Tools | Eecs 351 Artist Iden

Tools

Frequency Domain Analysis
- The Fast Fourier Transform (FFT) is a tool used for the frequency domain analysis of discrete signals. This algorithm computes the discrete fourier transform, allowing the transformation of time-domain signals into their corresponding frequency domain components. In the frequency domain, the FFT can provide information about the spectral content of a signal, revealing specific frequencies and their magnitudes. This is important for tasks like identifying dominant frequencies, detecting harmonics, and understanding the overall frequency distribution within a signal.

Bandpass Filters
- Bandpass filters are a tool for isolating and manipulating specific frequency ranges within a signal. These filters allow a defined band of frequencies to pass through while diminishing others. Bandpass filters are useful to extract relevant information from any signal in the frequency domain when surrounded by extra noise with frequencies outside of the desired range. They can be applied when in the discrete frequency domain and when given the sampling frequency of the signals by converting a discrete frequency value to an actual frequency value in Hz and then diminishing signals outside of the desired frequency range. They can be achieved through techniques such as finite impulse response (FIR) or infinite impulse response (IIR).

Notch Filters
- Notch filters specifically target and remove a very narrow band of frequencies from a signal while allowing others to pass through unaffected.
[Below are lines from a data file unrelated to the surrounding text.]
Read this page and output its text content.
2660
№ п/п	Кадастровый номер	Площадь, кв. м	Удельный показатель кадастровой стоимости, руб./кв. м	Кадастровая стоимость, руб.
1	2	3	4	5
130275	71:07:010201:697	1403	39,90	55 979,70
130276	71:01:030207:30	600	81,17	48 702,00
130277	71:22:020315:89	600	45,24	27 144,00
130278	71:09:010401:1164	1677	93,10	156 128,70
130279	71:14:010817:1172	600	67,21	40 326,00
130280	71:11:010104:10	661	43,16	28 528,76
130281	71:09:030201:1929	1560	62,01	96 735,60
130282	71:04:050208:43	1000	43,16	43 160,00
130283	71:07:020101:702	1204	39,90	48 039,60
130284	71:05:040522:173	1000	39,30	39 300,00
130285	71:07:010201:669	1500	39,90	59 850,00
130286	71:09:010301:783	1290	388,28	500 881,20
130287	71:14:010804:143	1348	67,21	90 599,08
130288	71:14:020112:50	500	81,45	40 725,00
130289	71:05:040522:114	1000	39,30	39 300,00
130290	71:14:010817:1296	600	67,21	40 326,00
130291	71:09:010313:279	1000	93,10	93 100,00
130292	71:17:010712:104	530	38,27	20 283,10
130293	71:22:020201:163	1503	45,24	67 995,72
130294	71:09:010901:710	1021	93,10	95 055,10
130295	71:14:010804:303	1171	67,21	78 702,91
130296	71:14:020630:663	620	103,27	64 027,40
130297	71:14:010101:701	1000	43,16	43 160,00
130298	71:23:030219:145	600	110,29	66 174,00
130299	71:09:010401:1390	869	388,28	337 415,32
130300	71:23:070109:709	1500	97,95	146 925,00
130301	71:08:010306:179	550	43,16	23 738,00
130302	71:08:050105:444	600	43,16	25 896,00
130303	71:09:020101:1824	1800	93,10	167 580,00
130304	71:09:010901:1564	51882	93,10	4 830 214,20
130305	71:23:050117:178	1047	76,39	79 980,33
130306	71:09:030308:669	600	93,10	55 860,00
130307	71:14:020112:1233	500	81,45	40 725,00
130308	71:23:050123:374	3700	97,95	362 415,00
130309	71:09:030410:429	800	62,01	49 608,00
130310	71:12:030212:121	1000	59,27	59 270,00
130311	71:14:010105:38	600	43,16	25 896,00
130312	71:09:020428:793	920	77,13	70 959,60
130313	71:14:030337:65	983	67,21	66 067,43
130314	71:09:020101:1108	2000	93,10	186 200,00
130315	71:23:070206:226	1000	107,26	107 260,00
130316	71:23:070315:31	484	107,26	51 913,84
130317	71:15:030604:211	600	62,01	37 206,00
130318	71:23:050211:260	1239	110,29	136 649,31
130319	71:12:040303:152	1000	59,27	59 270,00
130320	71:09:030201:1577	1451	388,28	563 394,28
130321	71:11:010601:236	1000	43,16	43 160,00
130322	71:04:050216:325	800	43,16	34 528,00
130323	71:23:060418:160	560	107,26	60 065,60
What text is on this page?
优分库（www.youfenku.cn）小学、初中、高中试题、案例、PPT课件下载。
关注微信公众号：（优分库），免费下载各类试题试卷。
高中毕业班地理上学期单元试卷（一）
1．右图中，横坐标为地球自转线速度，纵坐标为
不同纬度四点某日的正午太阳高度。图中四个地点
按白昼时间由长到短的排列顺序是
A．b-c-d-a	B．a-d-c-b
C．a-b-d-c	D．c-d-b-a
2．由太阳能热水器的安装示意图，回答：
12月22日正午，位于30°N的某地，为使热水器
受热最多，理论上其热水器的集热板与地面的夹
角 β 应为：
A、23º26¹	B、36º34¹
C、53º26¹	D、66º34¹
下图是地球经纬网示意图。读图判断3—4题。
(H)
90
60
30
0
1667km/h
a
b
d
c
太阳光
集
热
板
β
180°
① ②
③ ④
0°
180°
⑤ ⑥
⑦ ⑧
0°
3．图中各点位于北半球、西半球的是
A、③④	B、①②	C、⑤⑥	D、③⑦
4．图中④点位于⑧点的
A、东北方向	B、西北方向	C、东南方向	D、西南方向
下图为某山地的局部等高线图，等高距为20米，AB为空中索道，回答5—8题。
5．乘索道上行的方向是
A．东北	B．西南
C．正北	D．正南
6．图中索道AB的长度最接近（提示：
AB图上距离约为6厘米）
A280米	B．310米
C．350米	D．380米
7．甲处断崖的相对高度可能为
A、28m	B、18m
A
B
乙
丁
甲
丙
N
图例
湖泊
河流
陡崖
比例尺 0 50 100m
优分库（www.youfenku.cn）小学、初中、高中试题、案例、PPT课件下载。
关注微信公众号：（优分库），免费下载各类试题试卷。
These filters are particularly useful when there's unwanted noise or interference at a specific frequency. This would be particularly useful in applications like ours where we might want to remove frequencies of specific instrumentals which might have a narrow range of frequencies or simply remove its fundamental frequency. The notch filter diminishes the undesired frequency, leaving the rest of the signal intact.

Spectrogram
- A spectrogram is a visual representation of the spectrum of frequencies in a signal as they vary with time. It provides a way for us to analyze the frequency content of a signal over time. The horizontal axis represents time, the vertical axis represents frequency, and the intensity of each point in the image represents the magnitude or power of the corresponding frequency at a specific time. This was performed so that we could use the frequency vector and the magnitude vector of the complex spectrogram to generate fingerprints.

Fingerprinting
- Fingerprinting is a way to identify songs because each song will generate a unique fingerprint. We followed a method used by researchers at the University of Rochester [1] to generate fingerprints. We started by computing the spectrogram of the audio samples by using the spectrogram MATLAB function. This returns three vectors which are S = the spectrogram matrix (frequency content of audio signal over time), F = the vector of frequencies corresponding to the rows of S, and T the vector of time instants. We then run a fingerprint generation function that takes in S and F. The fingerprint generation function starts by splitting the frequencies from F into 6 logarithmically spaced bands, and then computes the maximum value in each band using S. We then apply a “max filter” using the ordfilt2() function that creates a binary image with 1s and local maxima and 0s everywhere else. We then convert the binary image to a binary vector and is the fingerprint of a song.

Decision Tree
- Decision Trees recursively split the dataset into smaller sets based on the most significant feature at each node, where each node represents a feature, each branch represents a decision made for a specific rule, and each leaf node represents the outcome. Because of these characteristics, we decided that a Decision Tree classifier would be useful for determining which audio features are most important for the classification of an artist.

K-Nearest Neighbors
- K-Nearest Neighbors (k-NN) is a machine learning algorithm that can be used for classification. In k-NN, a data point is classified or predicted based on the majority class or average of its k nearest neighbors in the feature space. The "k" represents the number of neighbors considered, and proximity is determined using a distance metric, commonly Euclidean distance. For classification, the class that occurs most frequently among the k neighbors is assigned to the target data point.

SVM
- Support Vector Machines (SVM) are a type of machine learning model that can be used for classification. These classifiers work by finding the optimal hyperplane in a high-dimensional space that best separates different classes of data points. This line is chosen to maximize the distance between the nearest data points of each class. SVM is effective in handling complex datasets and can adapt well to various scenarios.